For a Left with No Future (T.J. Clark, 2012)
How deceiving are the contradictions of language! In this land without time the dialect was richer in words with which to measure time than any other language; beyond the motionless and everlasting crai[meaning ‘tomorrow’ but also ‘never’] every day in the future had a name of its own . . . The day after tomorrow was prescrai and the day after that pescrille; then came pescruflo, maruflo, maruflone; the seventh day was maruflicchio. But these precise terms had an undertone of irony. They were used less often to indicate this or that day than they were said all together in a string, one after another; their very sound was grotesque and they were like a reflection of the futility of trying to make anything clear out of the cloudiness of crai.
Carlo Levi, Christ Stopped at Eboli [1]
I hope sincerely it will be all the age does not want . . . I have omitted nothing I could think of to obstruct the onward march of the world . . . I have done all I can to impede progress . . . having put my hand to the plough I invariably look back.
Edward Burne-Jones on the Kelmscott Chaucer [2]
Left intellectuals, like most intellectuals, are not good at politics; especially if we mean by the latter, as I shall be arguing we should, the everyday detail, drudgery and charm of performance. Intellectuals get the fingering wrong. Up on stage they play too many wrong notes. But one thing they may be good for: sticking to the concert-hall analogy, they are sometimes the bassists in the back row whose groaning establishes the key of politics for a moment, and even points to a possible new one. And it can happen, though occasionally, that the survival of a tradition of thought and action depends on this—on politics being transposed to a new key.

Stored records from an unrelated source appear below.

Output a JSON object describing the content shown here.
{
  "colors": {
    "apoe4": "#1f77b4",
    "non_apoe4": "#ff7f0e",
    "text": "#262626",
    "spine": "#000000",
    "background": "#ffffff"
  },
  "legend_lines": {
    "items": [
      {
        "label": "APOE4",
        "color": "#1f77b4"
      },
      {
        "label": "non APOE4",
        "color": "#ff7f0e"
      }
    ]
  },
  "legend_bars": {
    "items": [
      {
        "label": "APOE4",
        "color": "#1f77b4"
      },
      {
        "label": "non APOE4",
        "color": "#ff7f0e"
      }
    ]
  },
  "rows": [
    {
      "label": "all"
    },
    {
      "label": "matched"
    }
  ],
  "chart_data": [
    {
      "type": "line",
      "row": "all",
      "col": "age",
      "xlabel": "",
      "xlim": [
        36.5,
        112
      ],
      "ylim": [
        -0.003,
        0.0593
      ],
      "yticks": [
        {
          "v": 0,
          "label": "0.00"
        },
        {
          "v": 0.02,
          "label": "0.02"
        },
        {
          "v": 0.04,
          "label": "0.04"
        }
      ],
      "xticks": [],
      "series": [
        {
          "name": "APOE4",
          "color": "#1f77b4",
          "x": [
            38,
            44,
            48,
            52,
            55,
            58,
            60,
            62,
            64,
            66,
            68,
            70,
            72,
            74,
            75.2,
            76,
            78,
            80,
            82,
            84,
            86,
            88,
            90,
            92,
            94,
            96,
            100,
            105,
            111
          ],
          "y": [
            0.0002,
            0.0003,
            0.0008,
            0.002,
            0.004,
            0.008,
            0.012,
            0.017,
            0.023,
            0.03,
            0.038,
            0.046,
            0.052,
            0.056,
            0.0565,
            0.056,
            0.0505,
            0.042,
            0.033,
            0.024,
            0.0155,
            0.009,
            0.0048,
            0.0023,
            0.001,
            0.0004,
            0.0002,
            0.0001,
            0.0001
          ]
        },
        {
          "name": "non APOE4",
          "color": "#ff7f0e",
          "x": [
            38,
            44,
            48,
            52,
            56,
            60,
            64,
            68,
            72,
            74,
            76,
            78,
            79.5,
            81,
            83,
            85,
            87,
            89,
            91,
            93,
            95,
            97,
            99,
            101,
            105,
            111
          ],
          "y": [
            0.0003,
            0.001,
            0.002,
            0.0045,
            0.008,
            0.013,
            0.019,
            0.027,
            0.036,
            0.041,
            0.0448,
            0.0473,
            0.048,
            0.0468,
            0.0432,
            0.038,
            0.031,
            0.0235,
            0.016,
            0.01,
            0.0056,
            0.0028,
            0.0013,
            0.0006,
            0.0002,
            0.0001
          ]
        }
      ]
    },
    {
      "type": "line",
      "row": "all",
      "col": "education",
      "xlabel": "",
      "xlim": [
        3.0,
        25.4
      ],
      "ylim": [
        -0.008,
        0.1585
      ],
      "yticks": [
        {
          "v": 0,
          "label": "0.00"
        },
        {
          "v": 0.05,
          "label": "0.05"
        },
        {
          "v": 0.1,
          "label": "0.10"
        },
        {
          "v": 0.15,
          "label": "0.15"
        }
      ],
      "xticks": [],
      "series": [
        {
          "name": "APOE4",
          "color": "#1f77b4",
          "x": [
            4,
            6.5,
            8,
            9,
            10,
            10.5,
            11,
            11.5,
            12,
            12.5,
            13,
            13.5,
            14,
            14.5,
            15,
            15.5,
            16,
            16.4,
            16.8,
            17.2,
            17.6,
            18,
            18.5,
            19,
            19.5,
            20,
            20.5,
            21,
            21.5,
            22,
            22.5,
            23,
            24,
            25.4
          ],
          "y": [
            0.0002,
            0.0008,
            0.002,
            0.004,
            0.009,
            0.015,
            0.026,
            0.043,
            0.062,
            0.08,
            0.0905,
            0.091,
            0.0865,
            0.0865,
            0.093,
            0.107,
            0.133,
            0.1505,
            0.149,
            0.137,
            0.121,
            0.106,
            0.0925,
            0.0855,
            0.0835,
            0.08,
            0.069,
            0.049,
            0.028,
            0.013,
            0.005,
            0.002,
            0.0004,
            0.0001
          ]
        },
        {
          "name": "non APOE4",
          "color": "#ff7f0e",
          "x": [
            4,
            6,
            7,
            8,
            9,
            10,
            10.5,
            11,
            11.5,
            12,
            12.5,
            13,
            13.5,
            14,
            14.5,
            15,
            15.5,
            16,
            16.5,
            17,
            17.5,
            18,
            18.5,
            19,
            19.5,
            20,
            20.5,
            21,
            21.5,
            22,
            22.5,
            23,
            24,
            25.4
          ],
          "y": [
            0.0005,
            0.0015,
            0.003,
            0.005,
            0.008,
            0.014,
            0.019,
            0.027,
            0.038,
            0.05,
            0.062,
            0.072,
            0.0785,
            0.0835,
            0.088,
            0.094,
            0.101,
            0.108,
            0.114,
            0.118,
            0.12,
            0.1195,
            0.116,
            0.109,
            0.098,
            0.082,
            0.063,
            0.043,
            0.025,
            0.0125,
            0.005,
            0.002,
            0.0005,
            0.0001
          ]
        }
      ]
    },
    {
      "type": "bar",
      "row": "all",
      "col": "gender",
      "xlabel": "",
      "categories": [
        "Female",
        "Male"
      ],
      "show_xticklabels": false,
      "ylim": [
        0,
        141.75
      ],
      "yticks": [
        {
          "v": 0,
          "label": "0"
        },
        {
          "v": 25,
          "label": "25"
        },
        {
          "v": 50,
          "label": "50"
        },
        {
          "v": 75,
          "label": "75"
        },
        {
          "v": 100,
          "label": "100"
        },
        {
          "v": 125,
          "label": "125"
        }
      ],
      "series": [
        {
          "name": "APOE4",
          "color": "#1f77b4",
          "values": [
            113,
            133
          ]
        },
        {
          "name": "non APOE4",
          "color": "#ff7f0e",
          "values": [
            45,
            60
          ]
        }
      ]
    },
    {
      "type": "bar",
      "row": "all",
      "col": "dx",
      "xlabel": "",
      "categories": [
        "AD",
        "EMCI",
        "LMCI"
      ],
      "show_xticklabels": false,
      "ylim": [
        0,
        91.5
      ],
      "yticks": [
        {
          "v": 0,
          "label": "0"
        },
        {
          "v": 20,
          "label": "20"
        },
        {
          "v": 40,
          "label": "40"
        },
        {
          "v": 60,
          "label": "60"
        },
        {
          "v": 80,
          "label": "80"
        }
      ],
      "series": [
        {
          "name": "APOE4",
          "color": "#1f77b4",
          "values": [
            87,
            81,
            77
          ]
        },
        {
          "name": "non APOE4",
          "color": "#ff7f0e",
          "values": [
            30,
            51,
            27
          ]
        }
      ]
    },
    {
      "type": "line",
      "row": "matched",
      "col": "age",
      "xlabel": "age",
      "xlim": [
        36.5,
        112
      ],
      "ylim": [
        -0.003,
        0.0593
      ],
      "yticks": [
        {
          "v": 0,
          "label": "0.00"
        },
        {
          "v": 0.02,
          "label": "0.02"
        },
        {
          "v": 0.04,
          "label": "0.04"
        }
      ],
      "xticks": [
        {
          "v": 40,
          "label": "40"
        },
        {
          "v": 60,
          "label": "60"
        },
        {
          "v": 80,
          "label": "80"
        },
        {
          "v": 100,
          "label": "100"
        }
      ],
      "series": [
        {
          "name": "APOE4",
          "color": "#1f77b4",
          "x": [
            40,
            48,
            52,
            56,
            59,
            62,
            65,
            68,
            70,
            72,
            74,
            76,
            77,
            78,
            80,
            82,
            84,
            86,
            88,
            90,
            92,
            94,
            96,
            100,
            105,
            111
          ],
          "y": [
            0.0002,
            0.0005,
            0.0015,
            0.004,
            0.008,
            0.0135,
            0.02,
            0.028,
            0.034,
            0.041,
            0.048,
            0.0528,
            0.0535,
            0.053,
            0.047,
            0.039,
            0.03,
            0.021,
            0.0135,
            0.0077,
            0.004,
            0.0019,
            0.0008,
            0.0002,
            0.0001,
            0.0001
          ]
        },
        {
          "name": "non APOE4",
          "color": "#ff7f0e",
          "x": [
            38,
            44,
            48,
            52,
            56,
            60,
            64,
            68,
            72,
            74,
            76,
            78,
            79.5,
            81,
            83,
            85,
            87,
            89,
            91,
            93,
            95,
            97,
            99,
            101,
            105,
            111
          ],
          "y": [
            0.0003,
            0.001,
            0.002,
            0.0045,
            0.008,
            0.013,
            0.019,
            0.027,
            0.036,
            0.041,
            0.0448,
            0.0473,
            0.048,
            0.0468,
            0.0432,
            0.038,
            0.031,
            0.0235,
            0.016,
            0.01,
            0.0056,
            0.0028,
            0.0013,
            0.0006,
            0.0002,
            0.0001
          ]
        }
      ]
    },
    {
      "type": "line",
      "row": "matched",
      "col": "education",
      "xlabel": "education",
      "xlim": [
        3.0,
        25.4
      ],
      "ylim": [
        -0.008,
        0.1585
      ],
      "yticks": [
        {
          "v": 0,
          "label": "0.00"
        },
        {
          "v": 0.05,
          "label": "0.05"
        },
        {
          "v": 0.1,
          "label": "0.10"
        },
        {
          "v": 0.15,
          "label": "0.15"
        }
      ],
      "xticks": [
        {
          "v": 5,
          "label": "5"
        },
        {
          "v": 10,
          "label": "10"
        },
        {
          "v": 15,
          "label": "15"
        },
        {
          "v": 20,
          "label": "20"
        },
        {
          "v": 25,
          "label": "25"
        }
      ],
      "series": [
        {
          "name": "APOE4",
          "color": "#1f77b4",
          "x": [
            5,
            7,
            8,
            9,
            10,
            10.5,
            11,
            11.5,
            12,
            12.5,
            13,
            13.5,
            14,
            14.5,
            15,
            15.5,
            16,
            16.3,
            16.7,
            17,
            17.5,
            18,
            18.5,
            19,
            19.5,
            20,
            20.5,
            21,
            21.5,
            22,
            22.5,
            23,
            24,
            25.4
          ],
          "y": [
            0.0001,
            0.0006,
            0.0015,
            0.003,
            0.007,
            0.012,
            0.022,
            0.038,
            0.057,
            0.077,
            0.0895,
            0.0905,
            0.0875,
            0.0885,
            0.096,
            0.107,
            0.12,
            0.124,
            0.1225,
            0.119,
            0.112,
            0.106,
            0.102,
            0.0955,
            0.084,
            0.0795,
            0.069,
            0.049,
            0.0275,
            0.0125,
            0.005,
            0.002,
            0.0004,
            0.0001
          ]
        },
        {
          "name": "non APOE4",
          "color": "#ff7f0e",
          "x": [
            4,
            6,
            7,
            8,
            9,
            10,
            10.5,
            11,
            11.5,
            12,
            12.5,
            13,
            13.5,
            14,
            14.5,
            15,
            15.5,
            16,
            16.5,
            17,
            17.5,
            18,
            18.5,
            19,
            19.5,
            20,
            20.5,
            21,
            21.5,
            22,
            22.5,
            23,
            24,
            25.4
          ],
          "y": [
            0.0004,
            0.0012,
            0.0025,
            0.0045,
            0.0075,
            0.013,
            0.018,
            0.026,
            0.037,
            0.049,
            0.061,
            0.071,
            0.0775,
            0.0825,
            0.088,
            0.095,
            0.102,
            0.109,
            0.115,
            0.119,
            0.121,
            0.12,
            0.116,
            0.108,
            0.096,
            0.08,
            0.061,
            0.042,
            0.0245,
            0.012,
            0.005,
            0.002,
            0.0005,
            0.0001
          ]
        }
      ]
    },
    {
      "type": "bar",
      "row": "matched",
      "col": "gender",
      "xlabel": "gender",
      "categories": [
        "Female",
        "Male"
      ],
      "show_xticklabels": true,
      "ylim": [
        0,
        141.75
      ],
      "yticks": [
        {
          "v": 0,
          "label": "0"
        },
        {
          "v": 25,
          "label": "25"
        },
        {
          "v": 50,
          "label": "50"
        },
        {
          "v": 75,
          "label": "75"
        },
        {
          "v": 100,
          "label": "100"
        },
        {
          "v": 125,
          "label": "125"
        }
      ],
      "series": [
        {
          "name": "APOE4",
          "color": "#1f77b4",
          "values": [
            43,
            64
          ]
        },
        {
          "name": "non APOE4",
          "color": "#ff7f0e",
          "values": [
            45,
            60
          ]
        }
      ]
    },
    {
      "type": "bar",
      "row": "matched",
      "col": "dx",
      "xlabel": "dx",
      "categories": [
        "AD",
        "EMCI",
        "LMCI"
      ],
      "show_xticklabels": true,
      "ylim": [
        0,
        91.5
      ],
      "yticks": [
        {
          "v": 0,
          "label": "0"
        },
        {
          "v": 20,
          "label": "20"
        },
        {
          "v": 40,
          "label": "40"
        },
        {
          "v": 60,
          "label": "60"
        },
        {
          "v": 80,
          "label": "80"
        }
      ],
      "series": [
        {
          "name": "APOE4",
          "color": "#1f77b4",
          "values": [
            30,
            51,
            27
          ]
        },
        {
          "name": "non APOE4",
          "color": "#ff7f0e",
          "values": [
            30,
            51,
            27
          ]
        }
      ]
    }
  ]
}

This seems to me true of the left in our time.
These notes are addressed essentially (regrettably) to the left in the old capitalist heartland—the left in Europe. [3] Perhaps they will resonate elsewhere. They have nothing to say about capitalism’s long-term invulnerability, and pass no judgement—what fool would try to in present circumstances?—on the sureness of its management of its global dependencies, or the effectiveness of its military humanism. The only verdict presupposed in what follows is a negative one on the capacity of the left—the actually existing left, as we used to say—to offer a perspective in which capitalism’s failures, and its own, might make sense. By ‘perspective’ I mean a rhetoric, a tonality, an imagery, an argument, and a temporality.
By ‘left’ I mean a root-and-branch opposition to capitalism. But such an opposition has nothing to gain, I shall argue, from a series of overweening and fantastical predictions about capitalism’s coming to an end. Roots and branches are things in the present. The deeper a political movement’s spadework, the more complete its focus on the here and now. No doubt there is an alternative to the present order of things. Yet nothing follows from this—nothing deserving the name political. Left politics is immobilized, it seems to me, at the level of theory and therefore of practice, by the idea that it should spend its time turning over the entrails of the present for signs of catastrophe and salvation. Better an infinite irony at prescrai and maruflicchio—a peasant irony, with an earned contempt for futurity—than a politics premised, yet again, on some terracotta multitude waiting to march out of the emperor’s tomb.